The following Google'd  image seems quite apt :)

Sunday 18 September 2016

Bike computers - more bang for your buck

Yesterday I went to Halfords and purchased their 5 function bike computer (item code 679286). This seems to be a common model. You can buy them on eBay and Amazon too but with different names on them.

Unpacked it all, and boy you sure do get more bang for your buck You get the bike computer itself and the cradle it sits in. Cable ties for attaching the cradle to the bicycle handlebars, cable ties for attaching the magnet sensor to the the bicycle front wheel fork, and the magnet and screw attachment for attaching to bicycle spokes and the instruction manual. The manual  is a double sided A4 page but gives enough detail to cover all aspects for fitting to a bicycle. There is a wheel size chart that allows conversion from wheel size to setting value. The chart lists the smallest wheel size diameter as 305mm. However, I see from the manual you can also use a calculation to determine the setting value, so in theory smaller wheels (90mm diameter) such as those on my longboard should still be possible - the only thing in the back of my mind is that the bike computer might have a limitation to smaller wheels. This is because the magnet on a smaller diameter wheel would pass the sensor at a higher rate than for a bigger wheel and the bike computer may not be able to keep up. The only way to find out is to experiment!

Friday 16 September 2016

Bike computers - a mature market

When looking at the various bike computers on the market I had quite  a few considerations for an odometer for my skateboard. Originally measurement of distance was my  main concern. But since all the bike computers include a speed function, my selected bike computer would  have to have a reasonably sized screen so that I could see the display whilst travelling on the board. Also it shouldn't be too big that there was a risk of kicking it off! Finally, I wanted a bike computer which had its own battery power and would not need regular battery changes. I did see bike odometers that were wireless (there's a transmitter mounted at the wheel and not connected by a wire to the display) and considered that the display could be warn on the wrist a bit like  a watch but this seemed more high-tech than necessary and I was dubious about how much power the wireless transmission would consume.

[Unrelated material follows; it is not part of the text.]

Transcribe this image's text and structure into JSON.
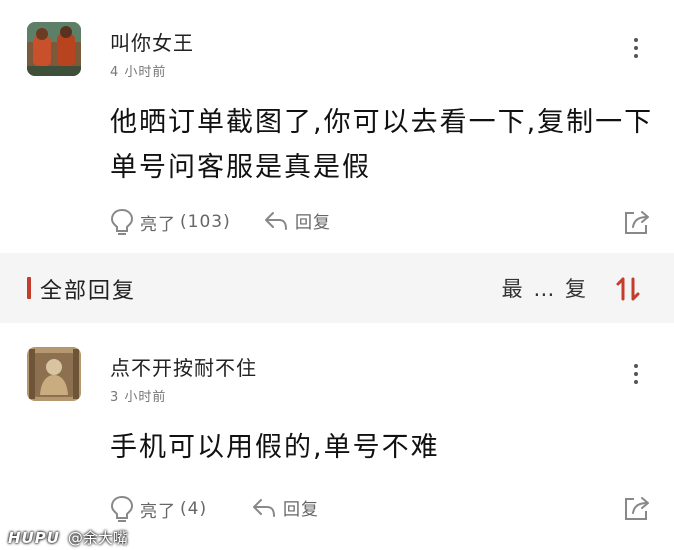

The bike computer market is mature - that means bike computers are a  mass produced product. Due to economies of scale this yields a significantly cheaper solution then going DIY and using a hobby microprocessor.

After much searching and comparing different cycle odometers I have settled on a five function one from Halfords. I figured it only costs 5 pounds and a small price to pay for experimentation. It measures speed, total distance and trip distance, plus it tells the time. Can't remember what the fifth function is....
Not sure if I'll order it or go there in person - probably travel there on my skareboard :). The next blog will cover the experimentation.



Tuesday 13 September 2016

Distance anxiety

I've done more than 100 miles on my electric longboard now and the experience has been great. My travel distance on the skateboard for my commute to work is 2.5 miles each way. Sometimes longer when the weather is really hot and I choose a really picturesque path through the civic park.

I've tried the trip going many different ways and have learned which paths are the smoothest:- It's surprising how some tarmacked roads, although looking fairly smooth in appearance, give more judder than others.

Despite, knowing the board can do 4+ miles before needing a recharge, I was topping up the board battery power in the evening before work and during work. I never had a feel as to when the batteries would run out, as I wasn't monitoring my total distance for work or for play.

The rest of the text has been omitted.